The name is Lee, Bruce Lee, and this was the last of his leading-role features for me to catch up on. I hadn't realised just how much Brad Pitt ripped off his persona in Fight Club and similarly how literally Tarantino lifted much of this for Kill Bill.
The plot is a train wreck. Notionally Bruce and other martial artists are drawn to an island off the coast of Hong Kong for a tournament. Everyone has their reasons for being there, told in dissolved flashback, but the premise doesn't survive Bond-adjacency. John Saxon co-leads as a suave Sean Connery-esque American gambler with debts and scruples who happens to know Jim Kelly from the American activities in Việt Nam from six years prior. Kelly gets all the ladies because Bruce is too busy taking care of business as instructed by his Shaolin-descended master.

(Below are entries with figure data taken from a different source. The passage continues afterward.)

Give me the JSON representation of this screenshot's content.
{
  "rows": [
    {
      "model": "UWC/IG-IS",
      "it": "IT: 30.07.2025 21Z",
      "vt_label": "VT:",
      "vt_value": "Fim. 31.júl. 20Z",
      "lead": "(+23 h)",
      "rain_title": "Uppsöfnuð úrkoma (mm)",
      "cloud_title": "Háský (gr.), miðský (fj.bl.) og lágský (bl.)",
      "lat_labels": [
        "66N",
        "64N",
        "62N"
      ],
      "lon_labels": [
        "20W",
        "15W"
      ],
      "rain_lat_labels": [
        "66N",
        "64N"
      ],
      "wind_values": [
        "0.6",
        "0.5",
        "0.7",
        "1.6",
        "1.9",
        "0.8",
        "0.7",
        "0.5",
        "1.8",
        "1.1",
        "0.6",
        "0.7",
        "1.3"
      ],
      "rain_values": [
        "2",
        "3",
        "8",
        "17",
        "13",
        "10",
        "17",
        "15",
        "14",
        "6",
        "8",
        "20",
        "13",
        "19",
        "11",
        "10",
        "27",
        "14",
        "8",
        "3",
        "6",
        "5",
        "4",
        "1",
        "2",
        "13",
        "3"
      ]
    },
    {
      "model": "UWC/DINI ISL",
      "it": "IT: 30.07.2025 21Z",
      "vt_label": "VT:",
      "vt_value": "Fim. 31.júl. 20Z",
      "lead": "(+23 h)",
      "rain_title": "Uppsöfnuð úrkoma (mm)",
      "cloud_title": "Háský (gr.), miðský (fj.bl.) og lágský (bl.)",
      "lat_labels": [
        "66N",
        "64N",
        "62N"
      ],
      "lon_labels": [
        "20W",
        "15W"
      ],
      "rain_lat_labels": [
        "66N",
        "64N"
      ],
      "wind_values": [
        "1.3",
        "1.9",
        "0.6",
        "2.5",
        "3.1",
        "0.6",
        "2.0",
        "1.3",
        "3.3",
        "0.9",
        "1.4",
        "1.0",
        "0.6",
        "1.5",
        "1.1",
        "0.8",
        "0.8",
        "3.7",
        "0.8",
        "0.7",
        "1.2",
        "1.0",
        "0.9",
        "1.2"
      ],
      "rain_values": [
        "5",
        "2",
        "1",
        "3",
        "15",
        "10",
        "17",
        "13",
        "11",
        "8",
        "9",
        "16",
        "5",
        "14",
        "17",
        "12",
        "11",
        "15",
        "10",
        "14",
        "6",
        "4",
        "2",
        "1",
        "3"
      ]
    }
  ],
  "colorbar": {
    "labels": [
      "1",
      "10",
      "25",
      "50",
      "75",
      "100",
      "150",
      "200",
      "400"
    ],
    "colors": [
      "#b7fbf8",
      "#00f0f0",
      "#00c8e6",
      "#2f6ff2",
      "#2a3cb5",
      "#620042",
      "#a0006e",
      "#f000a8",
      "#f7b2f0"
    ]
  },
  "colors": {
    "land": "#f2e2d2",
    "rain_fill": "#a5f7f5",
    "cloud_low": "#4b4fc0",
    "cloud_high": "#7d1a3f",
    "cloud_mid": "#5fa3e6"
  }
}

The climax is unsatisfying perhaps because it is unclear master villain Kien Shih can take it to Lee; there's a lot of in-close shots and choppy editing in all the fight scenes. What's with the missing hand? — things got pure Wolverine at the end. The Brits turn up too late to do anything useful. I had to wonder who'd be dumb enough to be a stunt man in a Bruce Lee flick in 1973. There's some great cinematography especially of Hong Kong harbour; it's a bit of a time capsule like Melville's take on roughly contemporaneous Paris.
Everything is at Wikipedia. An early blaxploitation! Once again Jackie Chan is apparently in there somewhere.